- Church: Catholic Church
- Diocese: Diocese of Cape Palmas
- In office: December 17, 1973 – October 15, 2008
- Predecessor: Patrick Kla Juwle
- Successor: Andrew J. Karnley
- Previous post: Titular Bishop of Talaptula (1973-1981)

Orders
- Ordination: July 11, 1965 by Nicholas Grimley
- Consecration: March 17, 1974 by Thomas Joseph Brosnahan

Personal details
- Born: December 9, 1933 Pleebo, Maryland County, Liberia
- Died: April 25, 2014 (aged 80)

= Boniface Nyema Dalieh =

Boniface Nyema Dalieh (December 9, 1933 - April 25, 2014) was a Liberian Roman Catholic bishop.

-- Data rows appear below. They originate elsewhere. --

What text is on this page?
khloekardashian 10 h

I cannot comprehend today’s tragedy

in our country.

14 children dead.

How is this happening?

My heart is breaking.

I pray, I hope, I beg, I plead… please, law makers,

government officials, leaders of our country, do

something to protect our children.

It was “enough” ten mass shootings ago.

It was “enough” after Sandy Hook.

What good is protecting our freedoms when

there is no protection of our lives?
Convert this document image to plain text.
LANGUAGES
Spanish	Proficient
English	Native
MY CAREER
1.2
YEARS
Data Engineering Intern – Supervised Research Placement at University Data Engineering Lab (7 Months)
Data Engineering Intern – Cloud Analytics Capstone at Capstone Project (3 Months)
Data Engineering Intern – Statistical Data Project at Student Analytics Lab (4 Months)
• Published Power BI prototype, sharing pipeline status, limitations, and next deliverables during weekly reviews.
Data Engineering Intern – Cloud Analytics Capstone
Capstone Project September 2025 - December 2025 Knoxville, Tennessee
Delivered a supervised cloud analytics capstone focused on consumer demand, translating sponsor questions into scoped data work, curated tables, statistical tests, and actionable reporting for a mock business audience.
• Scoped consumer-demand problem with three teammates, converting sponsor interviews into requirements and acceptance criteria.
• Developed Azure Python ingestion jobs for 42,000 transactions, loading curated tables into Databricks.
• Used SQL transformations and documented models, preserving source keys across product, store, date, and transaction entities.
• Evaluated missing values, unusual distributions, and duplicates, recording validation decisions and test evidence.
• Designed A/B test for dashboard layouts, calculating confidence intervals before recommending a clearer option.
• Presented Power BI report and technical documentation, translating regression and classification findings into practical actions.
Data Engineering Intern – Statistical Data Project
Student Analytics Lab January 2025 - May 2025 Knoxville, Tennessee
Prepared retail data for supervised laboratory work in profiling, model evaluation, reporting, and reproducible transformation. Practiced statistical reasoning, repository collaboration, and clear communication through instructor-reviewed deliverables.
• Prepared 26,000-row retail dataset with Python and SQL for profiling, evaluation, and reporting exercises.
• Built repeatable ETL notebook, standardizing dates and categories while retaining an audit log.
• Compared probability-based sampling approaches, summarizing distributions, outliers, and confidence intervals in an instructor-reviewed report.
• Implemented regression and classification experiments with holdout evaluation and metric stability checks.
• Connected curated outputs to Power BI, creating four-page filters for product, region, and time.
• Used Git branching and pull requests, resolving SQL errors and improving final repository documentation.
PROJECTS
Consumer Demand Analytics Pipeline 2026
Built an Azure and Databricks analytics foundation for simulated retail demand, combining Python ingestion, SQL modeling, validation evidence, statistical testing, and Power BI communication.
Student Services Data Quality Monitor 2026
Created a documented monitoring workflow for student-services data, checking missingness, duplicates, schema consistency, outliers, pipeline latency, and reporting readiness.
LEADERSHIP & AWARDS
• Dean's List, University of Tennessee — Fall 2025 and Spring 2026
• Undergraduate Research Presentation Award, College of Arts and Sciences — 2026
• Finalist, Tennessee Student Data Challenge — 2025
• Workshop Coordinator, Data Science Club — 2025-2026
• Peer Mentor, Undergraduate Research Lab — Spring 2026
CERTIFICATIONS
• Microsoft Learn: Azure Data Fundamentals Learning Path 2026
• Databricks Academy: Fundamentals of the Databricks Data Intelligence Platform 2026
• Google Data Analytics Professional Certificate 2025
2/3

Ordained to the priesthood in 1965, he was named the Vicar Apostolic of Cape Palmas on December 17, 1973, and titular bishop of Talaptula. He received his episcopal consecration on March 17, 1974 from Thomas Joseph Brosnahan, with Francis Carroll and Anthony Saliu Sanusi as co-consecrators. On December 19, 1981, this Vicariate Apostolic was promoted as the Diocese of Cape Palmas, and Bishop Dalieh become the first diocesan bishop until retiring on October 15, 2008.